All people are born arrogant and able to be afraid, but not all to commit acts of hate. Every person can hate. Every person has degraded others to feel more superior. Practically all children do that at some point; some more, some less. Depending on their parents, guardians, or teachers, the children are either raised out of it or not. At a later age also their friends or media will affect their feelings and ideologies. Especially children and the uneducated are easily intimidated by things they don't know about, which can lead to adapting harmful ideologies. It is the sad truth that once people adapt ideologies of hate, fear, or arrogance, it will be hard to snap them out of it. Many of the white ones of us are racist unknowingly. The most significant factor that can help a person to separate harmful ideologies from the good ones, and especially unnecessary fears, is education. For example Trump managed to feed the fears of people who didn't know better.

It shouldn't come as a surprise that economic equality correlates with how happy the citizens are and how much they trust each other. According to the OECD Better Life Index, the income gap between the highest and lowest earning 20 % of the population is 8-fold in the USA and 6-fold in the UK. Compared to the countries that are rated the happiest and the safest (such as the Nordic countries and Switzerland), the difference is approximately 4-fold, which is about as good as it can get. The worst case of the study was South Africa (19-fold), which is also known for racial clashes. The life satisfaction for these countries was rated 7.6 for Norway and Switzerland, 6.9 to the USA, 6.5 to the UK and 4.9 to South Africa. The feeling of safety correlates exactly as you'd expect.

This is why progressive tax system does not only keep the country economically more stable, but it also increases the safety and life-satisfaction rates (worth noting when choosing your political party/presidential candidate). If also education is tightly related to the economic status, as it is in the US and somewhat in the UK, this enhances the social inequality. Funding public schools in the US by local taxes is a cause of debate for a good reason: it feeds inequality, jealousy, and therefore hate. In addition, it's very likely one of the reasons why the US is not doing so well in the international education ratings.

What happened in this election in part was escalation of the social inequality. People knew that one of the candidates is a racist idiot, but voted for him because they wanted retaliation to the "elite". Of course he's elite as well, but the difference was that he was able to speak with the language of the working class. Everyone probably remembers Clinton's term "deplorable" (the word she used to generalize Trump voters). Despite the truth value, it gave "the deplorables" even more cause to hate her. Arrogance feeds hate, hate feeds arrogance, and both are weaknesses. And many people from the lower social class are just waiting to see any sign of weakness from the "elite". Unfortunately these voters mainly shot themselves in the foot by endorsing the candidate who promised to decrease the taxes benefiting mainly the rich, and thus increase the wealth gap.

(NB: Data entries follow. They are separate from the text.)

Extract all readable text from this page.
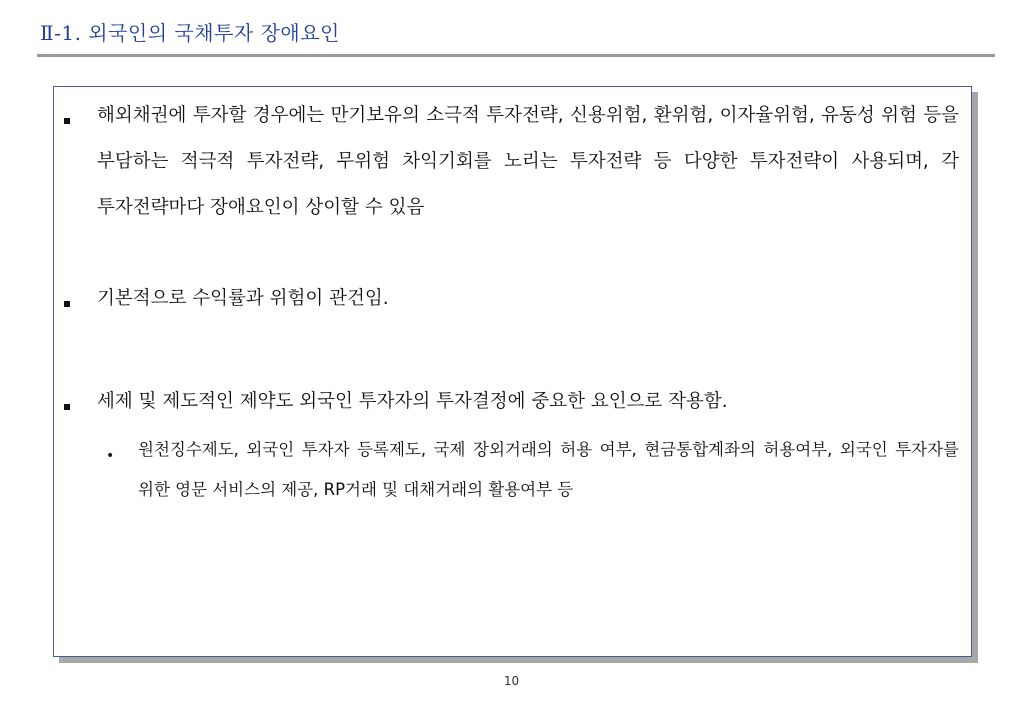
Ⅱ-1. 외국인의 국채투자 장애요인
해외채권에 투자할 경우에는 만기보유의 소극적 투자전략, 신용위험, 환위험, 이자율위험, 유동성 위험 등을 부담하는 적극적 투자전략, 무위험 차익기회를 노리는 투자전략 등 다양한 투자전략이 사용되며, 각 투자전략마다 장애요인이 상이할 수 있음
기본적으로 수익률과 위험이 관건임.
세제 및 제도적인 제약도 외국인 투자자의 투자결정에 중요한 요인으로 작용함.
• 원천징수제도, 외국인 투자자 등록제도, 국제 장외거래의 허용 여부, 현금통합계좌의 허용여부, 외국인 투자자를 위한 영문 서비스의 제공, RP거래 및 대채거래의 활용여부 등
10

In conclusion, there is more that you can do than post information about racism/hate/social inequality in the social media or support the different human rights organizations and movements. Concentrating efforts to the new generations could be more effective in the long run. So how about supporting uniform funding to all schools and affecting what will be taught in them? It is not the only solution. It will not bring equality to this world tomorrow or even next year. It will definitely not be as easy as tweeting. But in the long run it will benefit each and everyone of us, regardless of ethnicity, gender, or religion.